C₆H₂(OH)₃(COOH) (aq) + NaOH (aq) -----🡪 C₆H₂(OH)₃(COONa) (aq) + H₂O

Gallic acid                                                         Sodium salt of gallic acid

 \(Moles \,of \,NaOH \,required \,(n) = molar \,concentration × Volume = 0.10 ×\frac{V}{1000}\)

V = Mean volume of NaOH required in cm³ (mean burette reading)

 \(Moles \,of \,gallic \,acid = \,moles \,of \,NaOH = 0.10 ×\frac{V}{1000}\)

\(Mass \,of \,gallic \,acid \,in \,100 \,cm3 \,of \,tea \,extract\, = moles × molar mass = 0.10 × \frac{V}{1000}× 170.12\)

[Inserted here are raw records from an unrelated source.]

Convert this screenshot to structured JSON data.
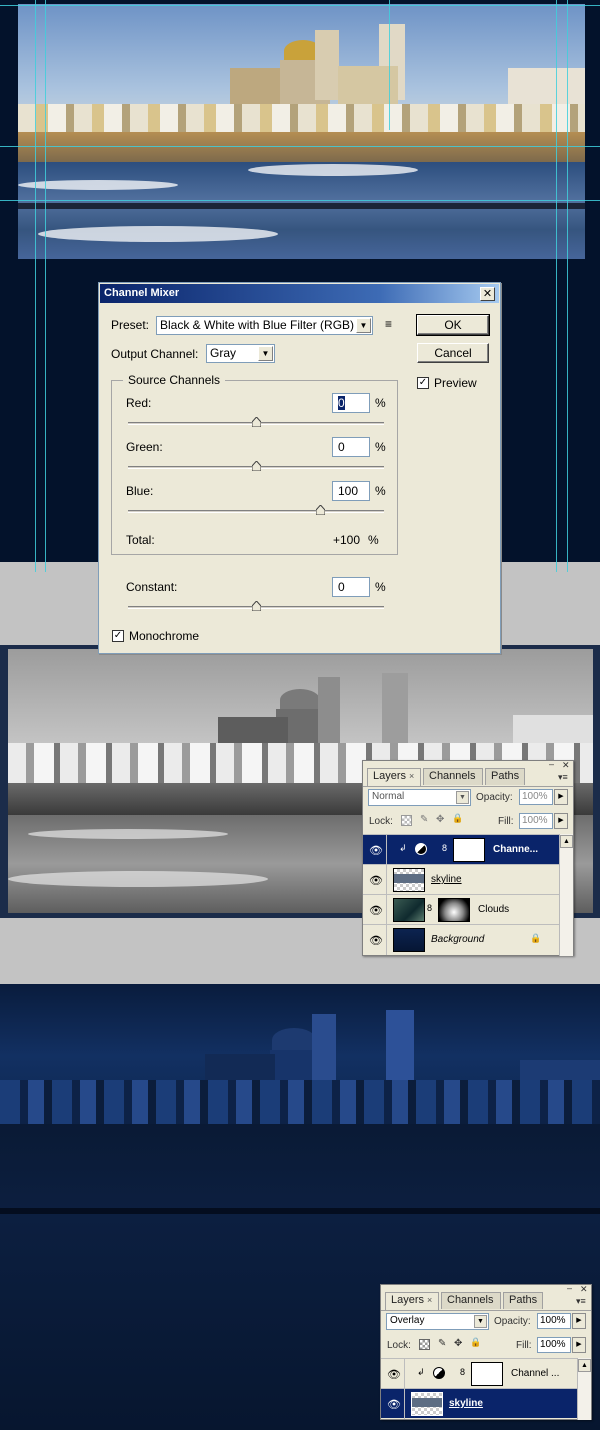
{
  "dialog": {
    "title": "Channel Mixer",
    "close_glyph": "✕",
    "preset_label": "Preset:",
    "preset_value": "Black & White with Blue Filter (RGB)",
    "output_channel_label": "Output Channel:",
    "output_channel_value": "Gray",
    "source_channels_label": "Source Channels",
    "ok_label": "OK",
    "cancel_label": "Cancel",
    "preview_label": "Preview",
    "preview_checked": true,
    "monochrome_label": "Monochrome",
    "monochrome_checked": true,
    "percent_sign": "%",
    "channels": [
      {
        "label": "Red:",
        "value": "0",
        "slider_fraction": 0.5
      },
      {
        "label": "Green:",
        "value": "0",
        "slider_fraction": 0.5
      },
      {
        "label": "Blue:",
        "value": "100",
        "slider_fraction": 0.75
      }
    ],
    "total_label": "Total:",
    "total_value": "+100",
    "constant_label": "Constant:",
    "constant_value": "0",
    "constant_slider_fraction": 0.5
  },
  "layers_panel_1": {
    "tabs": [
      "Layers",
      "Channels",
      "Paths"
    ],
    "blend_mode": "Normal",
    "opacity_label": "Opacity:",
    "opacity_value": "100%",
    "lock_label": "Lock:",
    "fill_label": "Fill:",
    "fill_value": "100%",
    "layers": [
      {
        "name": "Channe...",
        "selected": true
      },
      {
        "name": "skyline",
        "selected": false
      },
      {
        "name": "Clouds",
        "selected": false
      },
      {
        "name": "Background",
        "selected": false
      }
    ]
  },
  "layers_panel_2": {
    "tabs": [
      "Layers",
      "Channels",
      "Paths"
    ],
    "blend_mode": "Overlay",
    "opacity_label": "Opacity:",
    "opacity_value": "100%",
    "lock_label": "Lock:",
    "fill_label": "Fill:",
    "fill_value": "100%",
    "layers": [
      {
        "name": "Channel ...",
        "selected": false
      },
      {
        "name": "skyline",
        "selected": true
      }
    ]
  },
  "glyphs": {
    "eye": "👁",
    "tab_close": "×",
    "dropdown": "▼",
    "stepper": "▶",
    "panel_min": "–",
    "panel_close": "✕",
    "panel_menu": "▾≡",
    "checkmark": "✓",
    "lock": "🔒",
    "link": "8",
    "clip": "↲",
    "scroll_up": "▲",
    "preset_options": "≡"
  },
  "colors": {
    "dialog_bg": "#ece9d8",
    "title_start": "#0a246a",
    "title_end": "#a6caf0",
    "selected_row": "#0a246a",
    "guide": "#3fcfdc"
  }
}
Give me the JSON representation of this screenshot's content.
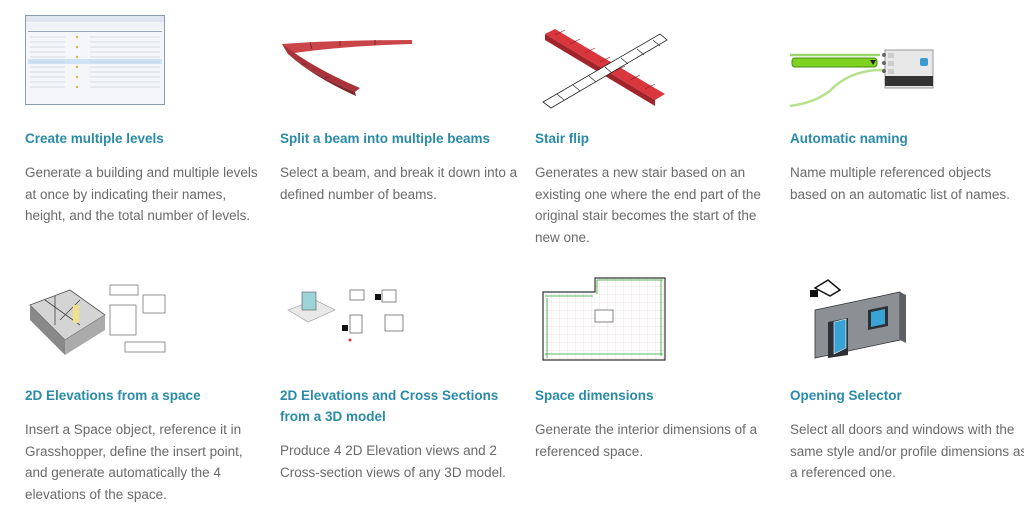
{
  "colors": {
    "title": "#2a8ba8",
    "text": "#6a6a6a",
    "accent_red": "#d9363e",
    "accent_green": "#7ed321"
  },
  "features": [
    {
      "title": "Create multiple levels",
      "description": "Generate a building and multiple levels at once by indicating their names, height, and the total number of levels.",
      "image": "levels-table-screenshot"
    },
    {
      "title": "Split a beam into multiple beams",
      "description": "Select a beam, and break it down into a defined number of beams.",
      "image": "split-beam-render"
    },
    {
      "title": "Stair flip",
      "description": "Generates a new stair based on an existing one where the end part of the original stair becomes the start of the new one.",
      "image": "stair-flip-render"
    },
    {
      "title": "Automatic naming",
      "description": "Name multiple referenced objects based on an automatic list of names.",
      "image": "grasshopper-update-property-node"
    },
    {
      "title": "2D Elevations from a space",
      "description": "Insert a Space object, reference it in Grasshopper, define the insert point, and generate automatically the 4 elevations of the space.",
      "image": "space-elevations-render"
    },
    {
      "title": "2D Elevations and Cross Sections from a 3D model",
      "description": "Produce 4 2D Elevation views and 2 Cross-section views of any 3D model.",
      "image": "model-sections-render"
    },
    {
      "title": "Space dimensions",
      "description": "Generate the interior dimensions of a referenced space.",
      "image": "space-dimensions-plan"
    },
    {
      "title": "Opening Selector",
      "description": "Select all doors and windows with the same style and/or profile dimensions as a referenced one.",
      "image": "opening-selector-illustration"
    }
  ]
}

 \(Mass \,of \,gallic \,acid \,in \,1 \,L \,of \,tea \,extract = 0.10 ×\frac{V}{1000}× 170.12 × 10 = 0.17 × V\)

 \(Mass \,percentage\, of \,gallic \,acid \,in \,tea \,extract = 0.17 × V\frac{g}{L} = 0.17 × 4.53 = 1.10 g/L\)

Absolute error in mean volume of NaOH consumed = ± 0.10 cm³

As clear from the data processing, the major source of error is the absolute error in the burette reading.

Percentage error in mass % of gallic acid in tea extract

\(\frac{absolute\ error\ in\ mean\ volume\ of\ NaOH\ consumed}{mean\ volume\ of\ NaOH\ consumed}× 100 = \frac{±0.10}{4.53}× 100 = ± 2.20\)